Description of work:The project exploits induced pluripotent stem cell (iPSC) technology to produce human neurons and create human neuronal networks in vitro. Genome editing is used to alter candidate genes or introduce disease-relevant variation and reporters and patch clamp physiology. You will be part of international research networks and exploit a variety of other analysis tools available here and in our partner labs, also using rodent models. You will be appointed in Amsterdam and work primarily in Amsterdam with regular visits to the other labs. The PhD-students will be trained on site. All the methodology, cell models, equipment, analysis software and viral vectors are available from the start of the projects.

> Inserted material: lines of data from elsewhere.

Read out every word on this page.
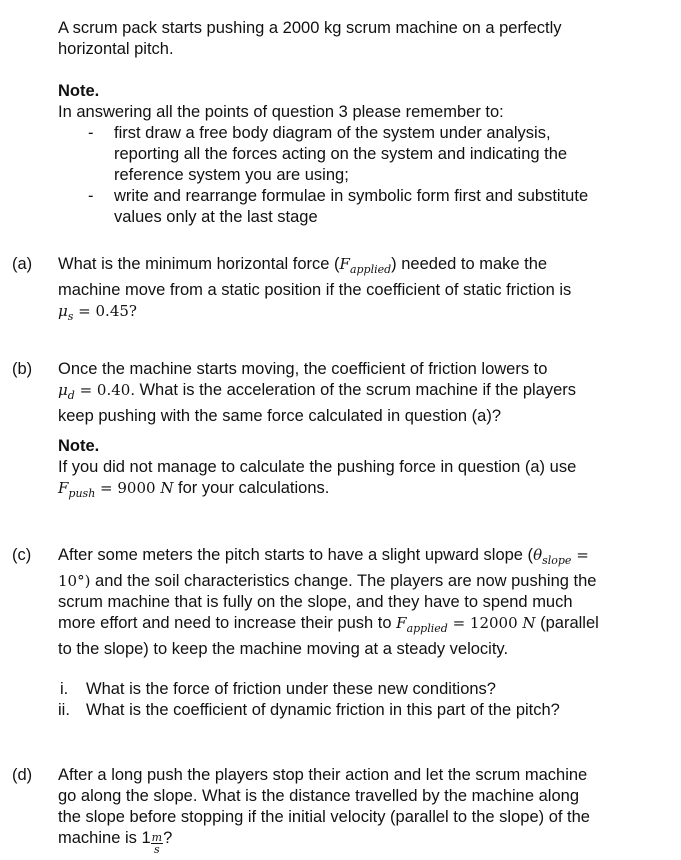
A scrum pack starts pushing a 2000 kg scrum machine on a perfectly
horizontal pitch.
Note.
In answering all the points of question 3 please remember to:
- first draw a free body diagram of the system under analysis,
reporting all the forces acting on the system and indicating the
reference system you are using;
- write and rearrange formulae in symbolic form first and substitute
values only at the last stage
(a) What is the minimum horizontal force $(F_{applied})$ needed to make the
machine move from a static position if the coefficient of static friction is
$\mu_s = 0.45$?
(b) Once the machine starts moving, the coefficient of friction lowers to
$\mu_d = 0.40$. What is the acceleration of the scrum machine if the players
keep pushing with the same force calculated in question (a)?
Note.
If you did not manage to calculate the pushing force in question (a) use
$F_{push} = 9000$ N for your calculations.
(c) After some meters the pitch starts to have a slight upward slope ($\theta_{slope}$ =
10°) and the soil characteristics change. The players are now pushing the
scrum machine that is fully on the slope, and they have to spend much
more effort and need to increase their push to $F_{applied} = 12000$ N (parallel
to the slope) to keep the machine moving at a steady velocity.
i. What is the force of friction under these new conditions?
ii. What is the coefficient of dynamic friction in this part of the pitch?
(d) After a long push the players stop their action and let the scrum machine
go along the slope. What is the distance travelled by the machine along
the slope before stopping if the initial velocity (parallel to the slope) of the
machine is $1 \frac{m}{s}$ ?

Several exon variants and single gene CNVs are now firmly associated with schizophrenia, autism and mental retardation. We have previously identified synaptic gene networks where many such risk factors accumulate (Ripke et al. (2013) Nature Genetics 45:p1150-9; Lips et al. (2012) Mol. Psychiatry 17:p996-1006)using two reduced and highly standardized model systems, single human neurons on glia islands and standardized small networks, we aim to systematically analyze the synaptic effects of different exonic variants and single gene CMVs. Point mutations in STXBP1 and a small CMV in 22q11 will be central at the start of the project. Other mutations and cell models will be generated during the course of the project using gene-editing methodology, to generate additional models for schizophrenia, autism and mental retardation. In this project, we will analyze synaptic transmission using patch clamp physiology and life cell imaging in these cell models and a variety of other approaches to elucidate disease mechanisms. Studies will be embedded in the SUN consortium and the local STXBP1 research team, composed of scientists with several difference disciplines (clinicians, EEG-experts, cell biologists, see
https://stxbp1.cncr.nl). We will also test candidate drugs and candidate genetic therapies to normalize cellular abnormalities observed in these studies and link promising candidate therapies back to the clinicians in our team and collaborators worldwide.